Tzvetan Todorov, Goya
PERSONAGGI PRINCIPALI
la famiglia d’origine
José Benito de Goya y Franque, padre
Engracia de Lucientes y Salvador, madre
Rita, sorella
Tomás, fratello
Jacinta, sorella
Francisco, il pittore
Camilo, fratello
la nuova famiglia
Josefa (Pepa) Bayeu, sorella di Francisco e Ramón e moglie di Goya
Javier Goya y Bayeu, unico figlio sopravvissuto
Mariano Goya y Goicoechea, figlio di Javier e Gumersinda Goicoechea
famiglia weiss
Isidoro Weiss, mercante di gioielli e marito di Leocadia
Leocadia Zorrilla y Galarza, moglie di Isidoro e amante di Goya
Joaquím (1808), figlio di Isidoro e Leocadia
Guillermo (1811), figlio di Isidoro e Leocadia
Rosario o Rosarito, figlia di Leocadia e Goya riconosciuta da Isidoro Weiss
gli amici
Martín Zapater y Clavería
Don Felice Salzedo, priore di un monastero certosino
José Luzán y Martínez, pittore di Saragoza
José García de Arrieta, medico
Augustín García de Arrieta, fratello di José e bibliotecario
Pedro e José Romero, toreri
Rafael de Riego y Nuñez, generale e politico liberale
la corte
Carlo iv di Borbone, re di Spagna, figlio di Carlo iii
Maria Luisa di Parma, regina di Spagna, moglie di Carlo iv
Ferdinando vii di Borbone, re di Spagna, figlio di Carlo iv
Isabella ii di Borbone, regina di Spagna, figlia di Ferdinando vii
Luisa Ferdinanda di Borbone, Infanta e sorella di Isabella ii
Don Luis di Borbone conte di Chinchón, già cardinale di Siviglia e Toledo
María Teresa Cayetana, duchessa d’Alba de Tormes
Duchi di Osuna, mecenati e protettori di Goya
Manuel de Godoy, primo ministro e protettore di Goya
Joaquin Baldomero Fernandéz Espartero, primo ministro e protettore di Guillermo e Rosario Weiss
Giuseppe i Bonaparte, re di Spagna durante il dominio francese
Vicente Lopez y Portana, succede a Goya nella carica di pittore di corte
in francia
Leandro Fernandez De Moratín, poeta
Antonio de Brugada, pittore
Pierre Lacour, pittore e insegnante di Rosarito Weiss
Jacques Galos, banchiere
altri personaggi
Jacinta, serva nella Quinta del Sordo
Matías, marito di Jacinta
Juanita, o mamacita, nutrice del dottor Arrieta
Don Isidro Gomez, vice parroco di S. Martín, a Madrid
Mister Hoogen, amico di Isidoro Weiss
José Nicolas de Azara, marchese di Nibbiano, ambasciatore di Spagna a Roma
Michel Fournier, amico di Goya a Roma
José Duaso y Latre, religioso aragonese
Juliano Vargas Perez, gesuita
Gumersinda Goicoechea, cugina di Leocadia e moglie di Javier de Goya y Baieu
Juana Galarza, zia di Leocadia
Francisco Bayeu y Subías, pittore e cognato di Goya
Ramón Bayeu y Subías pittore e cognato di Goya
Tutti i personaggi – anche quelli qui non citati – sono storicamente documentati. Gli unici di fantasia sono Jacinta, Matías, don Isidro Gomez, Michel Fournier, Juliano Vargas Perez e Paquito. La moglie di Guillermo, che non si chiamava Consuelo, e la novizia romana di cui si ignora il nome, sono anche loro personaggi storici.
LA QUINTA DEL SORDO
1.LA VISITA
Madrid, calle del Desengaño 17
7 luglio 1856
Sono passati circa ventotto anni dalla morte a Bordeaux di Francisco de Goya y Lucientes; anni difficili, a volte disperati.

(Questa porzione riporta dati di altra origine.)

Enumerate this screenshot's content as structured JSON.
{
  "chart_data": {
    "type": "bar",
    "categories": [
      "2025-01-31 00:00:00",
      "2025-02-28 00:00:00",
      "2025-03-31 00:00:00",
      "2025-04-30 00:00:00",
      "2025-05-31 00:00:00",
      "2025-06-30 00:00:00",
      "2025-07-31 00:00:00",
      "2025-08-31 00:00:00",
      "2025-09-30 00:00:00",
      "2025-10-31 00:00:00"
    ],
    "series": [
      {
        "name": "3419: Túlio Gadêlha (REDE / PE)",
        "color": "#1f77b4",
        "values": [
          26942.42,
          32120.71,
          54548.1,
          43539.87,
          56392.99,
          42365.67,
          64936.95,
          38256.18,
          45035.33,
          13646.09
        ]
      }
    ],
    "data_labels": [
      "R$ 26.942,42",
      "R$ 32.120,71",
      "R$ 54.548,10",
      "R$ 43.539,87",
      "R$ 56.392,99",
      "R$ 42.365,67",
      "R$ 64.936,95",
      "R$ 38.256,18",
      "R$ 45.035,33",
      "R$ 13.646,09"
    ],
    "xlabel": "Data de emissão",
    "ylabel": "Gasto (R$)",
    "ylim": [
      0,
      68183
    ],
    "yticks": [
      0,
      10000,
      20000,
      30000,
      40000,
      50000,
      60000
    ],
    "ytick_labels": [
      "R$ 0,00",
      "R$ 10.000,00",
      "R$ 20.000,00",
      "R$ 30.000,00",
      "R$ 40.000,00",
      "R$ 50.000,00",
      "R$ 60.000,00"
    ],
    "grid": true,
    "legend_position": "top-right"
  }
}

Donna Leocadia Weiss, l’ultimo amore del maestro, colei che gli è rimasta accanto fino alla fine, vive a Madrid, in questa casa al numero 17 di calle del Desengaño.
L’appartamento non è spazioso né lussuoso. Ha pochi mobili e, a ornarne le pareti, ci sono solo un paio di disegni di Goya e alcune opere di Rosarito, la loro figlia. Tele del maestro, nessuna. Quelle poche che ha lasciato alle due donne Javier, l’unico figlio legittimo del pittore, compresa la cosiddetta Lattaia di Bordeaux, sono state vendute nel corso degli anni per sopperire alle necessità della vita; e non senza rimpianto.
Adesso sono le tre del pomeriggio, la finestra del salotto dove si trova donna Leocadia è quasi all’angolo dello stabile. Ha davanti molto spazio e la luce che vi entra è generosa anche perché è estate; ma fa un caldo infernale e le imposte sono accostate per dare un po’ di fresco all’ambiente e perché la padrona di casa non sta bene.
L’intestino s’è ammalato e il caldo afoso lo debilita ancor più.
Donna Leocadia ha sessantasette anni; non sono troppi ma neppure pochi, date le tribolazioni patite. Gli occhi sono cerchiati. Il doppio mento ne rende l’ovale pesante. L’abito nero ne fa risaltare il pallore malato. Ormai non c’è quasi più traccia della bellezza altera e capricciosa che aveva tenuto legato fino al suo ultimo giorno di vita il maestro spagnolo.
Leocadia siede su una poltroncina traballante, la sua preferita. Anche i mobili buoni non ci sono più da anni, ma non le mancano. Del resto ha capito che non le rimane molto da vivere. Si sente ogni giorno più debole e al dottor Ortega, che si è mostrato preoccupato per il suo stato di debilitazione, ha risposto con un sospiro: «Caro dottore, per chi come me ha pagato tutti i debiti, ogni momento è buono per andarsene senza rimpianti. La vita è un gigantesco inganno».
Il medico, che la conosce da molti anni e sa per esperienza quanto pesi sulla salute la voglia di vivere, ha lasciato la casa borbottando immalinconito: «Tornerò a trovarvi tra un paio di giorni». Ma ne sono passati quattro e non si è ancora visto.
Oggi, per donna Leocadia, c’è di buono che è venuto a farle visita Guillermo, suo figlio. Non lo vedeva da una settimana e questa occasione d’incontro le dà conforto.
Guillermo è un uomo molto impegnato; ha un lavoro importante, moglie e figli a cui badare. Passa a trovarla quando può, ma forse sarebbe più onesto dire che viene quando gli va.
Una madre certe cose le capisce, non ha bisogno di perdonarle.
Per un po’ donna Leocadia guarda il figlio in silenzio. Poi fissa lo sguardo sulla litografia appesa alla parete, a pochi passi dalla poltroncina dov’è seduta.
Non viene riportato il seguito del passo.